Bu acıyı çekmemek için elden gelen her şey yapılır: Yüzleşme yerine kaçmak, oyalanmak, ertelemek… Yanılsamasından kurtulmak isteyen insan, bu nafile çabalarıyla sadece yeni yanılsamalar daha yaratır. ‘Bunu neden yaşadım? Neydi görmem ve anlamam gereken?’ soruları pek sorulmaz. Kadere isyan, hatta çoğu zaman karşısındakine isyan, bazen de intikam sözüm ona bu trajedinin tipik tavırlarıdır.
Sonra geçer. Günler eskisi gibi güzel doğmaya başlar. Yaralar iyileşir yavaş yavaş.. İyileştiği sanılır. Oysaki yaranın olduğu yer biraz daha zayıftır, hassastır artık. Benzer bir vakada hemen kanamaya hazırdır. Yine de, nekahat günlerinin de ardından daha bir coşkuyla, açlıkla tekrar hayata dönülür.
Ta ki, bir başka ayrılık daha yaşayana dek.
Bu bir döngüdür. Birlikte ve ayrı, birlikte ve ayrı… Bir ritim gibi devam eder.
Döngü ise hayatın biçimidir.
Ancak yaşadığımız ayrılık yanılsaması öyle kuvvetlidir ki aslında hep bir olduğumuzu ve aslında ayrılığın olanaksız olduğunu göremeyiz. Bizi kahreden bu sahte gerçek nihai değildir.

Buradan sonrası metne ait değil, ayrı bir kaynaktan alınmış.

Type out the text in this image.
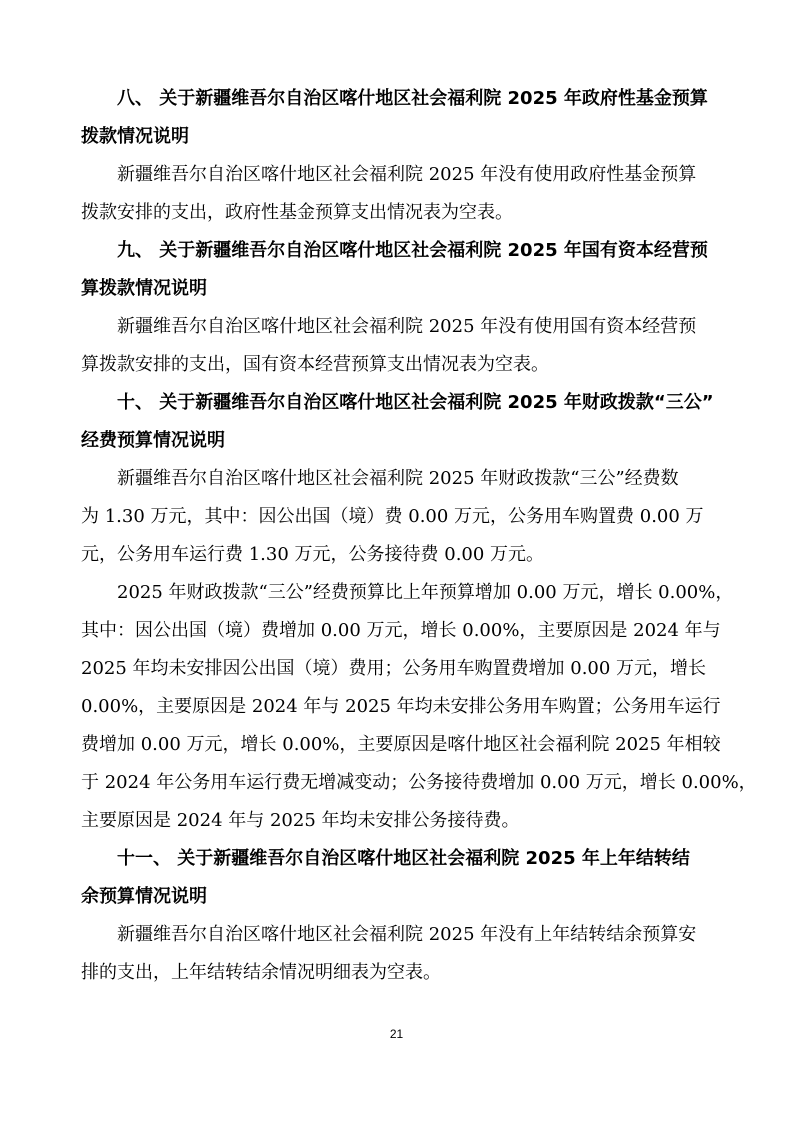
八、 关于新疆维吾尔自治区喀什地区社会福利院 2025 年政府性基金预算
拨款情况说明
新疆维吾尔自治区喀什地区社会福利院 2025 年没有使用政府性基金预算
拨款安排的支出，政府性基金预算支出情况表为空表。
九、 关于新疆维吾尔自治区喀什地区社会福利院 2025 年国有资本经营预
算拨款情况说明
新疆维吾尔自治区喀什地区社会福利院 2025 年没有使用国有资本经营预
算拨款安排的支出，国有资本经营预算支出情况表为空表。
十、 关于新疆维吾尔自治区喀什地区社会福利院 2025 年财政拨款“三公”
经费预算情况说明
新疆维吾尔自治区喀什地区社会福利院 2025 年财政拨款“三公”经费数
为 1.30 万元，其中：因公出国（境）费 0.00 万元，公务用车购置费 0.00 万
元，公务用车运行费 1.30 万元，公务接待费 0.00 万元。
2025 年财政拨款“三公”经费预算比上年预算增加 0.00 万元，增长 0.00%，
其中：因公出国（境）费增加 0.00 万元，增长 0.00%，主要原因是 2024 年与
2025 年均未安排因公出国（境）费用；公务用车购置费增加 0.00 万元，增长
0.00%，主要原因是 2024 年与 2025 年均未安排公务用车购置；公务用车运行
费增加 0.00 万元，增长 0.00%，主要原因是喀什地区社会福利院 2025 年相较
于 2024 年公务用车运行费无增减变动；公务接待费增加 0.00 万元，增长 0.00%，
主要原因是 2024 年与 2025 年均未安排公务接待费。
十一、 关于新疆维吾尔自治区喀什地区社会福利院 2025 年上年结转结
余预算情况说明
新疆维吾尔自治区喀什地区社会福利院 2025 年没有上年结转结余预算安
排的支出，上年结转结余情况明细表为空表。
21
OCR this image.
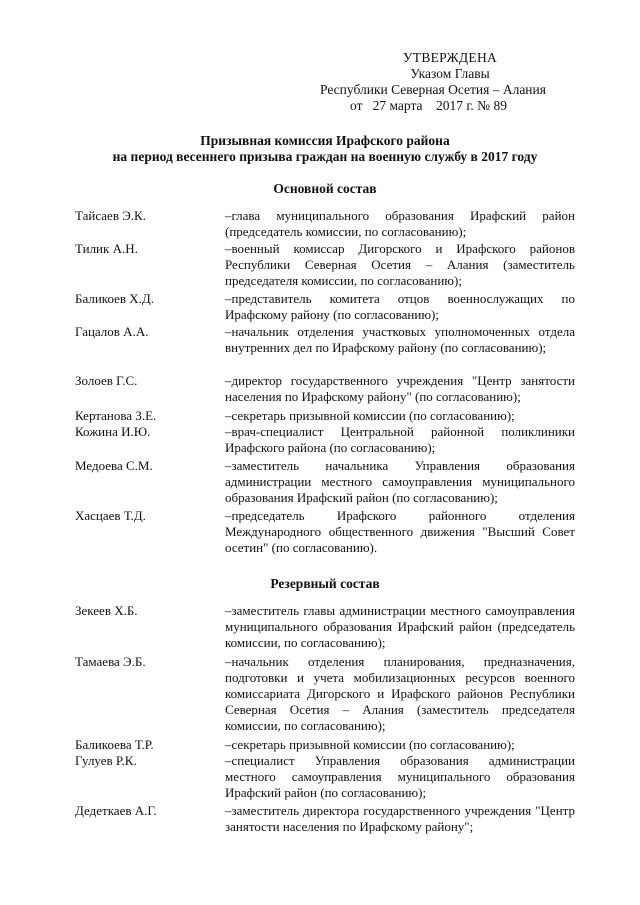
УТВЕРЖДЕНА
Указом Главы
Республики Северная Осетия – Алания
от   27 марта    2017 г. № 89
Призывная комиссия Ирафского района
на период весеннего призыва граждан на военную службу в 2017 году
Основной состав
Тайсаев Э.К.	–глава муниципального образования Ирафский район (председатель комиссии, по согласованию);
Тилик А.Н.	–военный комиссар Дигорского и Ирафского районов Республики Северная Осетия – Алания (заместитель председателя комиссии, по согласованию);
Баликоев Х.Д.	–представитель комитета отцов военнослужащих по Ирафскому району (по согласованию);
Гацалов А.А.	–начальник отделения участковых уполномоченных отдела внутренних дел по Ирафскому району (по согласованию);
Золоев Г.С.	–директор государственного учреждения "Центр занятости населения по Ирафскому району" (по согласованию);
Кертанова З.Е.	–секретарь призывной комиссии (по согласованию);
Кожина И.Ю.	–врач-специалист Центральной районной поликлиники Ирафского района (по согласованию);
Медоева С.М.	–заместитель начальника Управления образования администрации местного самоуправления муниципального образования Ирафский район (по согласованию);
Хасцаев Т.Д.	–председатель Ирафского районного отделения Международного общественного движения "Высший Совет осетин" (по согласованию).
Резервный состав
Зекеев Х.Б.	–заместитель главы администрации местного самоуправления муниципального образования Ирафский район (председатель комиссии, по согласованию);
Тамаева Э.Б.	–начальник отделения планирования, предназначения, подготовки и учета мобилизационных ресурсов военного комиссариата Дигорского и Ирафского районов Республики Северная Осетия – Алания (заместитель председателя комиссии, по согласованию);
Баликоева Т.Р.	–секретарь призывной комиссии (по согласованию);
Гулуев Р.К.	–специалист Управления образования администрации местного самоуправления муниципального образования Ирафский район (по согласованию);
Дедеткаев А.Г.	–заместитель директора государственного учреждения "Центр занятости населения по Ирафскому району";
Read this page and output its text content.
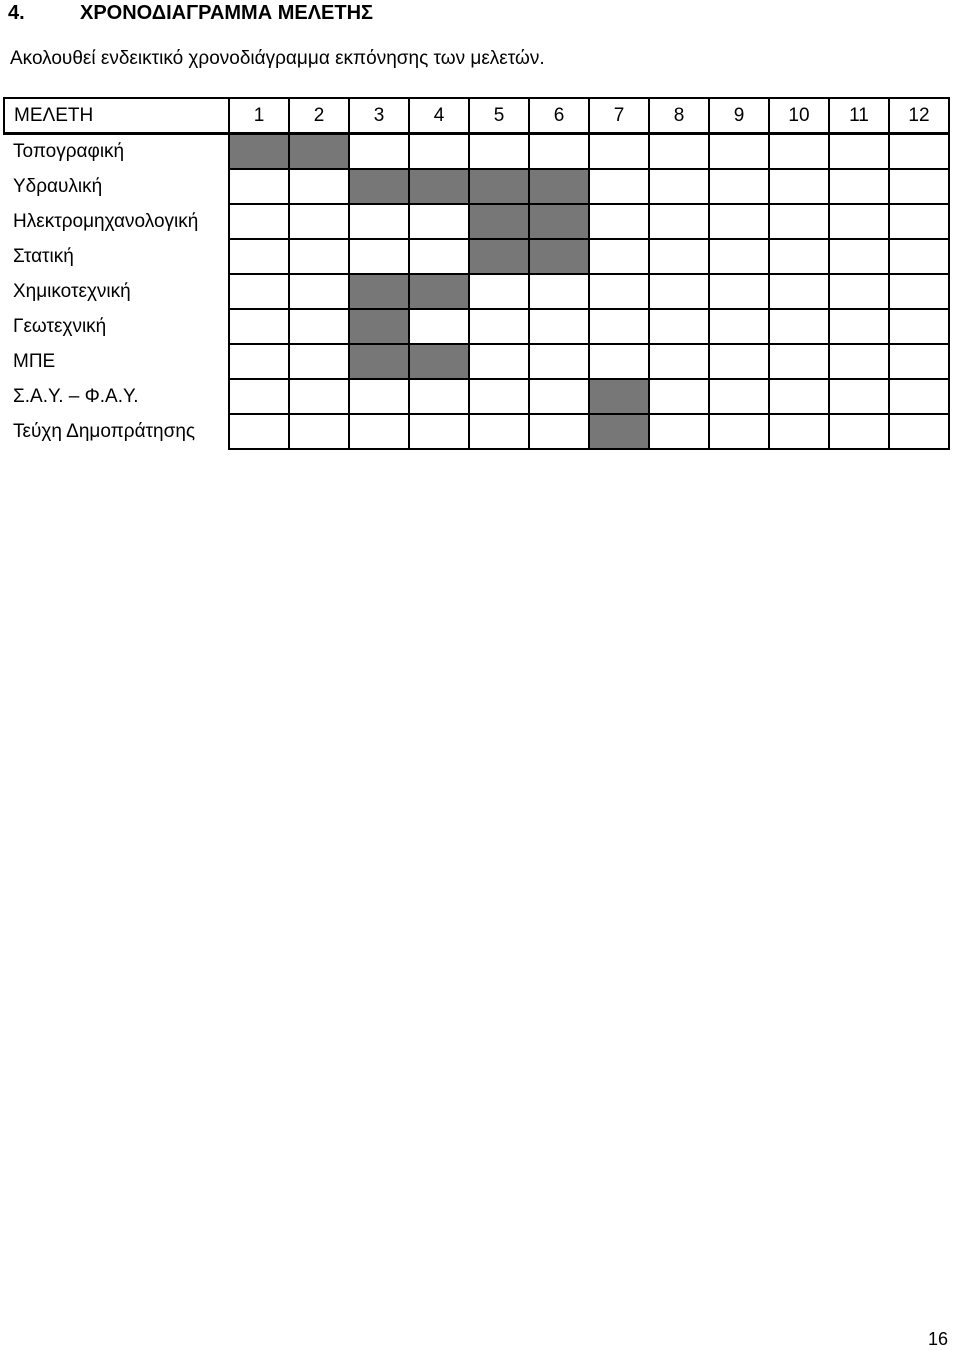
4.	ΧΡΟΝΟΔΙΑΓΡΑΜΜΑ ΜΕΛΕΤΗΣ
Ακολουθεί ενδεικτικό χρονοδιάγραμμα εκπόνησης των μελετών.
ΜΕΛΕΤΗ	1	2	3	4	5	6	7	8	9	10	11	12
Τοπογραφική												
Υδραυλική												
Ηλεκτρομηχανολογική												
Στατική												
Χημικοτεχνική												
Γεωτεχνική												
ΜΠΕ												
Σ.Α.Υ. – Φ.Α.Υ.												
Τεύχη Δημοπράτησης												
16
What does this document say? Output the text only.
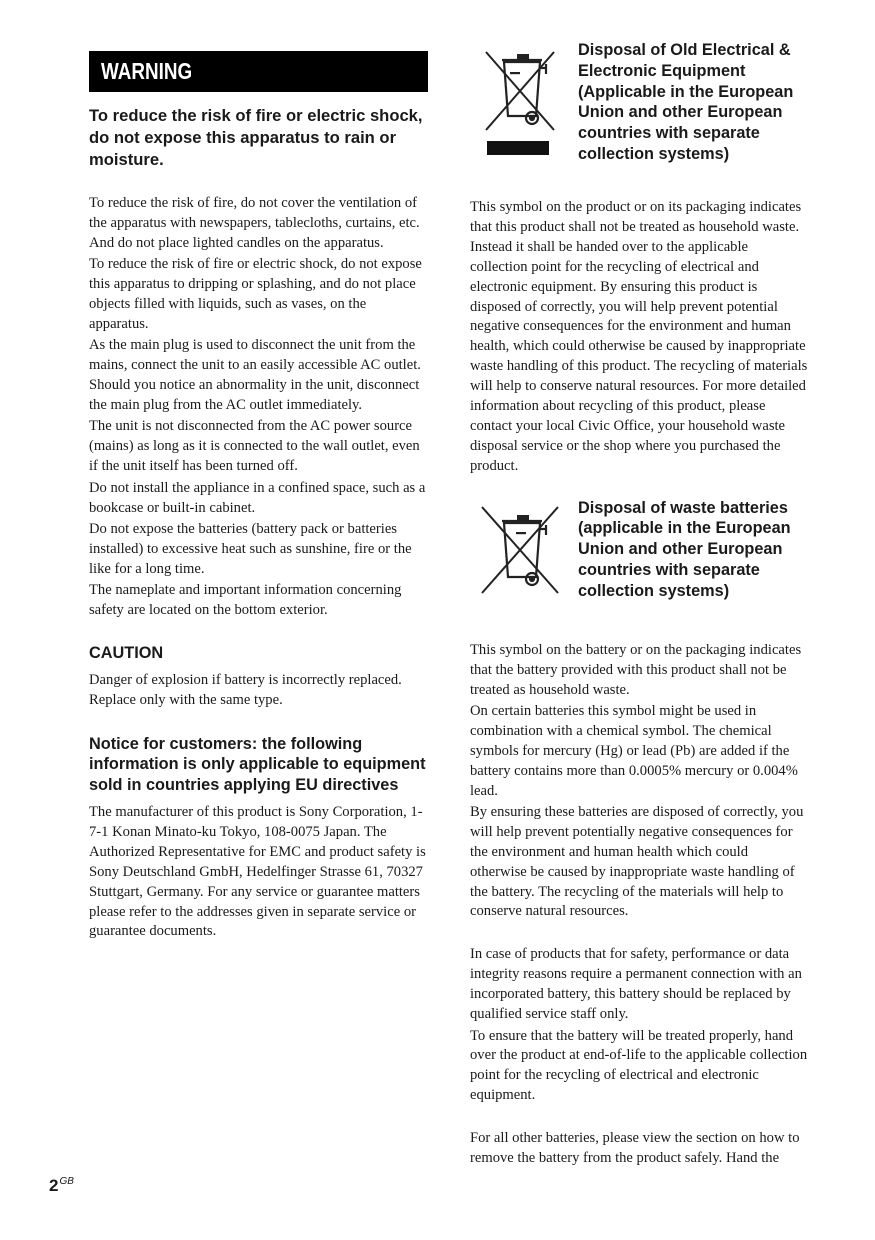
WARNING

To reduce the risk of fire or electric shock, do not expose this apparatus to rain or moisture.

To reduce the risk of fire, do not cover the ventilation of the apparatus with newspapers, tablecloths, curtains, etc. And do not place lighted candles on the apparatus.

To reduce the risk of fire or electric shock, do not expose this apparatus to dripping or splashing, and do not place objects filled with liquids, such as vases, on the apparatus.

As the main plug is used to disconnect the unit from the mains, connect the unit to an easily accessible AC outlet. Should you notice an abnormality in the unit, disconnect the main plug from the AC outlet immediately.

The unit is not disconnected from the AC power source (mains) as long as it is connected to the wall outlet, even if the unit itself has been turned off.

Do not install the appliance in a confined space, such as a bookcase or built-in cabinet.

Do not expose the batteries (battery pack or batteries installed) to excessive heat such as sunshine, fire or the like for a long time.

The nameplate and important information concerning safety are located on the bottom exterior.

CAUTION

Danger of explosion if battery is incorrectly replaced. Replace only with the same type.

Notice for customers: the following information is only applicable to equipment sold in countries applying EU directives

The manufacturer of this product is Sony Corporation, 1-7-1 Konan Minato-ku Tokyo, 108-0075 Japan. The Authorized Representative for EMC and product safety is Sony Deutschland GmbH, Hedelfinger Strasse 61, 70327 Stuttgart, Germany. For any service or guarantee matters please refer to the addresses given in separate service or guarantee documents.

Disposal of Old Electrical & Electronic Equipment (Applicable in the European Union and other European countries with separate collection systems)

This symbol on the product or on its packaging indicates that this product shall not be treated as household waste. Instead it shall be handed over to the applicable collection point for the recycling of electrical and electronic equipment. By ensuring this product is disposed of correctly, you will help prevent potential negative consequences for the environment and human health, which could otherwise be caused by inappropriate waste handling of this product. The recycling of materials will help to conserve natural resources. For more detailed information about recycling of this product, please contact your local Civic Office, your household waste disposal service or the shop where you purchased the product.

Disposal of waste batteries (applicable in the European Union and other European countries with separate collection systems)

This symbol on the battery or on the packaging indicates that the battery provided with this product shall not be treated as household waste.

On certain batteries this symbol might be used in combination with a chemical symbol. The chemical symbols for mercury (Hg) or lead (Pb) are added if the battery contains more than 0.0005% mercury or 0.004% lead.

By ensuring these batteries are disposed of correctly, you will help prevent potentially negative consequences for the environment and human health which could otherwise be caused by inappropriate waste handling of the battery. The recycling of the materials will help to conserve natural resources.

In case of products that for safety, performance or data integrity reasons require a permanent connection with an incorporated battery, this battery should be replaced by qualified service staff only.

To ensure that the battery will be treated properly, hand over the product at end-of-life to the applicable collection point for the recycling of electrical and electronic equipment.

For all other batteries, please view the section on how to remove the battery from the product safely. Hand the

$2^{GB}$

Sanırım ayrılığı aşabilmenin en mümkün yolu, birliği bilmek. Ayrıldığını düşündüğün kişiyle ya da şeyle her an her yerde, daima ‘bir’ olduğunu kavramak, o anlatılmaz ama herkesin bildiği iç acısını azaltıyor. Şarkıda da dediği gibi; 'Üzüle üzüle öğrendik, el sallamayı gidenlere'.
Bu acıyı hiç yaşamadan devam etmeyi de belki bir gün başarırız…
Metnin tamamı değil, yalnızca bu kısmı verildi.